Introducing, the Dead-Sexiest, Most Savage Blogger on the Net

I’m going to let everyone in on my world, and how dead fucking sexy I am. What did I do today? What am I going to do tonight? What the fuck is wrong with me?

Hopefully, I’ll answer all those questions for you right here and now.

Early this morning, I woke up and played guitar. I haven’t played in a while, but my recent rock and roll posts have fired me up, I guess. Don’t expect to see me at the Hollywood Kewl Klub Open Mic Night, though. I haven’t played at a bar for a while, I think I needed some seasoning.

Here, I am playing, “Stairway to Heaven,” by Prince.


Then, my goddamn dog Chompy Dinosaur was bitching and whining at me, that I never pay enough attention to her. I took her to the dog park, and down Main Street, where I see movie stars, celebrities, and crack bums on the reg.



Some movie stars I have seen, within ice-cream cone throwing distance on Main Street, Santa Monica.

The Hoff, Max’s Dad from Rushmore



Later tonight, I will take 2 showers back to back, iron my clothes, comb my hair, and get ready to go to the club, where I will dance and party the night away.

This is me, getting my hair done, and getting ready for the club.


Later in the night, I will do a combination of the following things. First, I will eat a big crack rock. Then I will drink a half a bottle of Jack Daniels. Then, if I am up for it, I might get a big pizza and eat just the cheese on top, and give the rest to my dog. Here I am on the roof of my apartment, getting ready to jump across the alley to the next building.

Me, up top.


After that, go to the club and party the night away. When I get home, I’ll be tired, but I’ll probably need some beer to calm my nerves.

Here’s me on my way to bed.


There you have it folks. Now you know why I didn’t initially want to put my pretty face up on this bitch, because I knew it was instantaneously cause a massive, worldwide WWW Internet shut down, as billions of people flock to the same site to get a glimpse…get ready for the real Y2K disaster.
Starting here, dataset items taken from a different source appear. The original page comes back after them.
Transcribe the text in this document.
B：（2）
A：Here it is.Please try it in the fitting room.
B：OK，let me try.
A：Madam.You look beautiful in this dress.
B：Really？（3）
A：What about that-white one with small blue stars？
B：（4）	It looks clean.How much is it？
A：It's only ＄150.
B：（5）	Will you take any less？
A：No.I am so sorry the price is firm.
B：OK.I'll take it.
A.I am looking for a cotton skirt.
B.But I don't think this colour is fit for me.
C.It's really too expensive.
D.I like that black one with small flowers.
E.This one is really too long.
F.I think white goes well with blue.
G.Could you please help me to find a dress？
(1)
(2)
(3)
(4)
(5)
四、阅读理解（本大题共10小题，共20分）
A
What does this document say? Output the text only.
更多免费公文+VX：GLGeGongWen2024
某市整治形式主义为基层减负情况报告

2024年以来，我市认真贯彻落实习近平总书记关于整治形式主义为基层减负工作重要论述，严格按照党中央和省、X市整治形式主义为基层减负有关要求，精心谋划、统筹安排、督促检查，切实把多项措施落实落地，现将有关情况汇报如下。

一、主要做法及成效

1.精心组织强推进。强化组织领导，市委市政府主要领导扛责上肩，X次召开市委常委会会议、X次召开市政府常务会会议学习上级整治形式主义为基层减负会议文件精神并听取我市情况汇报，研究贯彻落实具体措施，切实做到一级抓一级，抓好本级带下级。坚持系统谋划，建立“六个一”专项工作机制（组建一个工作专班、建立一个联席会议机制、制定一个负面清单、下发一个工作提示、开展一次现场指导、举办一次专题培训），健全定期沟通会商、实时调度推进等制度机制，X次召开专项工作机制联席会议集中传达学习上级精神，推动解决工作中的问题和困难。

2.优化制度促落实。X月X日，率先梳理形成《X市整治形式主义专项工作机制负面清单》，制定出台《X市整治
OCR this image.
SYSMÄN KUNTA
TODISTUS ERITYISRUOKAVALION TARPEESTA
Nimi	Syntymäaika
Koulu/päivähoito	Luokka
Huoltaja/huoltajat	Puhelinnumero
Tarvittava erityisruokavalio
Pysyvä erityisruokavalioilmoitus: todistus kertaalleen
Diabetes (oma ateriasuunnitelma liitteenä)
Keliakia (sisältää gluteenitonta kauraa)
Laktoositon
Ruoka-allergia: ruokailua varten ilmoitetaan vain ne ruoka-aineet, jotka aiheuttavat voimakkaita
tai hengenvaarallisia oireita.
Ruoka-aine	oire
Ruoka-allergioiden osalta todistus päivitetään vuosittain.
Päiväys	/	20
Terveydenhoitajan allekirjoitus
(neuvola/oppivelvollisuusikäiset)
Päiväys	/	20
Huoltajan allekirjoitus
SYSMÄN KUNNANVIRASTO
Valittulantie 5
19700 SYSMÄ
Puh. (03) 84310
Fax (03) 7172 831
Lady T is not in the pictures because she’s taking them. I don’t know if she wants her mug on the blog either.


2 Responses to “Introducing, the Dead-Sexiest, Most Savage Blogger on the Net”

  1. 1 dankknuggets June 4, 2007 at 9:21 am

    it seems some of your pictures are distorted.

    the only true likeness is in the portrait of you wearing leather jacket and black speedo.

    for the sake of our integrity, we cannot mislead our millions of readers in their quest to put faces to our totally radical blogginess.

  2. 2 suityourself June 7, 2007 at 3:51 pm

    best post yet — bar none. this, my friend, takes juevos grandes. i’ll be counting the seconds until the www shutdown.